Iris Dataset
The classic Fisher's Iris dataset (1936) for classification tasks.
Overview
- Samples: 150 (all embedded)
- Features: 4 numeric measurements
- Classes: 3 species (setosa, versicolor, virginica)
- Task: Multi-class classification
Loading
use alimentar::datasets::{iris, CanonicalDataset};
let dataset = iris()?;
assert_eq!(dataset.len(), 150);
assert_eq!(dataset.num_features(), 4);
assert_eq!(dataset.num_classes(), 3);
Schema
| Column | Type | Description |
|---|---|---|
| sepal_length | f64 | Sepal length (cm) |
| sepal_width | f64 | Sepal width (cm) |
| petal_length | f64 | Petal length (cm) |
| petal_width | f64 | Petal width (cm) |
| species | string | "setosa", "versicolor", "virginica" |
Feature Access
let dataset = iris()?;
// Get feature names
let names = dataset.feature_names();
// ["sepal_length", "sepal_width", "petal_length", "petal_width"]

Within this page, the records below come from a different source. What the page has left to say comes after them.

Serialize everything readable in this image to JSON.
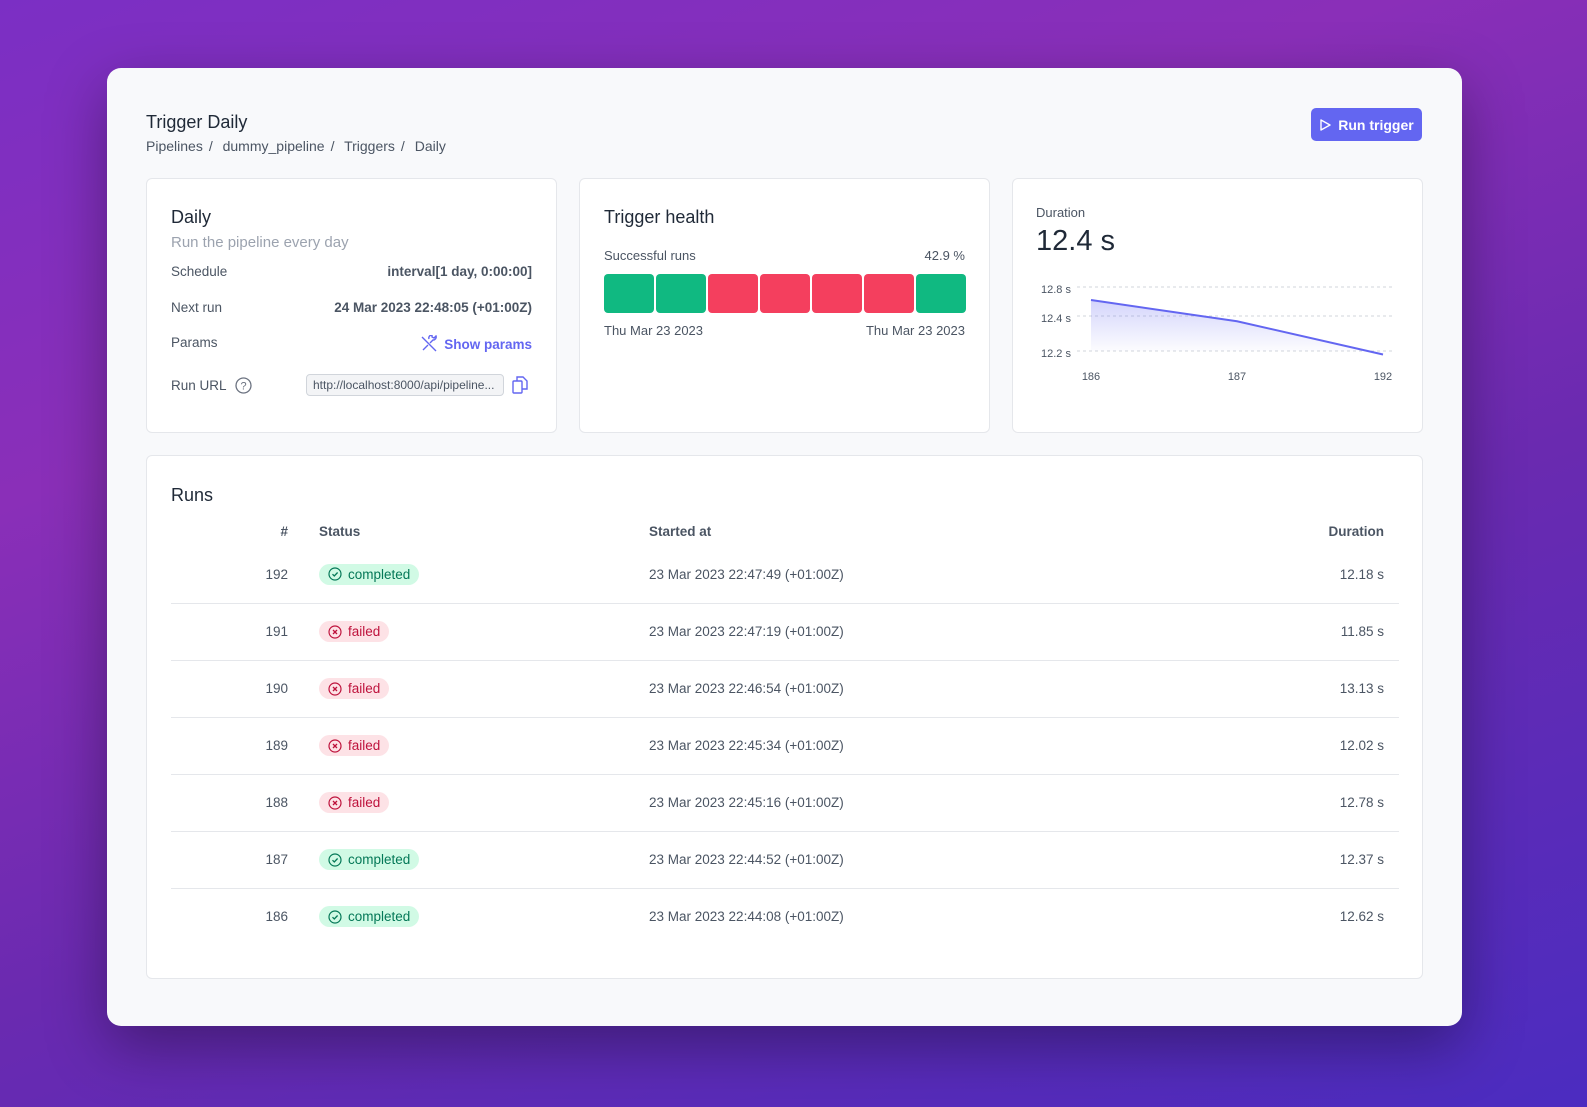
{
  "header": {
    "title": "Trigger Daily",
    "breadcrumb": [
      "Pipelines",
      "dummy_pipeline",
      "Triggers",
      "Daily"
    ],
    "run_button": "Run trigger"
  },
  "info": {
    "title": "Daily",
    "description": "Run the pipeline every day",
    "schedule_label": "Schedule",
    "schedule": "interval[1 day, 0:00:00]",
    "next_run_label": "Next run",
    "next_run": "24 Mar 2023 22:48:05 (+01:00Z)",
    "params_label": "Params",
    "show_params": "Show params",
    "run_url_label": "Run URL",
    "run_url": "http://localhost:8000/api/pipeline..."
  },
  "health": {
    "title": "Trigger health",
    "label": "Successful runs",
    "percent": "42.9 %",
    "runs": [
      "success",
      "success",
      "failed",
      "failed",
      "failed",
      "failed",
      "success"
    ],
    "start_date": "Thu Mar 23 2023",
    "end_date": "Thu Mar 23 2023",
    "colors": {
      "success": "#10b981",
      "failed": "#f43f5e"
    }
  },
  "duration": {
    "label": "Duration",
    "value": "12.4 s"
  },
  "chart_data": {
    "type": "area",
    "x": [
      "186",
      "187",
      "192"
    ],
    "values": [
      12.62,
      12.37,
      12.18
    ],
    "y_ticks": [
      "12.8 s",
      "12.4 s",
      "12.2 s"
    ],
    "y_tick_values": [
      12.8,
      12.4,
      12.2
    ],
    "grid": true,
    "color": "#6366f1"
  },
  "runs": {
    "title": "Runs",
    "columns": [
      "#",
      "Status",
      "Started at",
      "Duration"
    ],
    "rows": [
      {
        "id": "192",
        "status": "completed",
        "started": "23 Mar 2023 22:47:49 (+01:00Z)",
        "duration": "12.18 s"
      },
      {
        "id": "191",
        "status": "failed",
        "started": "23 Mar 2023 22:47:19 (+01:00Z)",
        "duration": "11.85 s"
      },
      {
        "id": "190",
        "status": "failed",
        "started": "23 Mar 2023 22:46:54 (+01:00Z)",
        "duration": "13.13 s"
      },
      {
        "id": "189",
        "status": "failed",
        "started": "23 Mar 2023 22:45:34 (+01:00Z)",
        "duration": "12.02 s"
      },
      {
        "id": "188",
        "status": "failed",
        "started": "23 Mar 2023 22:45:16 (+01:00Z)",
        "duration": "12.78 s"
      },
      {
        "id": "187",
        "status": "completed",
        "started": "23 Mar 2023 22:44:52 (+01:00Z)",
        "duration": "12.37 s"
      },
      {
        "id": "186",
        "status": "completed",
        "started": "23 Mar 2023 22:44:08 (+01:00Z)",
        "duration": "12.62 s"
      }
    ]
  }
}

// Extract features only (no labels)
let features = dataset.features()?;
assert_eq!(features.schema().fields().len(), 4);
Label Access
let dataset = iris()?;
// String labels
let labels = dataset.labels();
// ["setosa", "setosa", ..., "virginica"]
// Numeric labels (0, 1, 2)
let numeric = dataset.labels_numeric();
// [0, 0, ..., 2]
Class Distribution
The dataset is perfectly balanced:
| Class | Label | Count |
|---|---|---|
| setosa | 0 | 50 |
| versicolor | 1 | 50 |
| virginica | 2 | 50 |
Example: Simple Classification
use alimentar::datasets::{iris, CanonicalDataset};
use alimentar::DataLoader;
let dataset = iris()?;
let features = dataset.features()?;
let labels = dataset.labels_numeric();
// Create batched loader
let loader = DataLoader::new(features)
.batch_size(32)
.shuffle(true);
for batch in loader {
println!("Batch: {} rows", batch.num_rows());
}
Reference
Fisher, R.A. (1936). "The use of multiple measurements in taxonomic problems." Annals of Eugenics, 7(2), 179-188.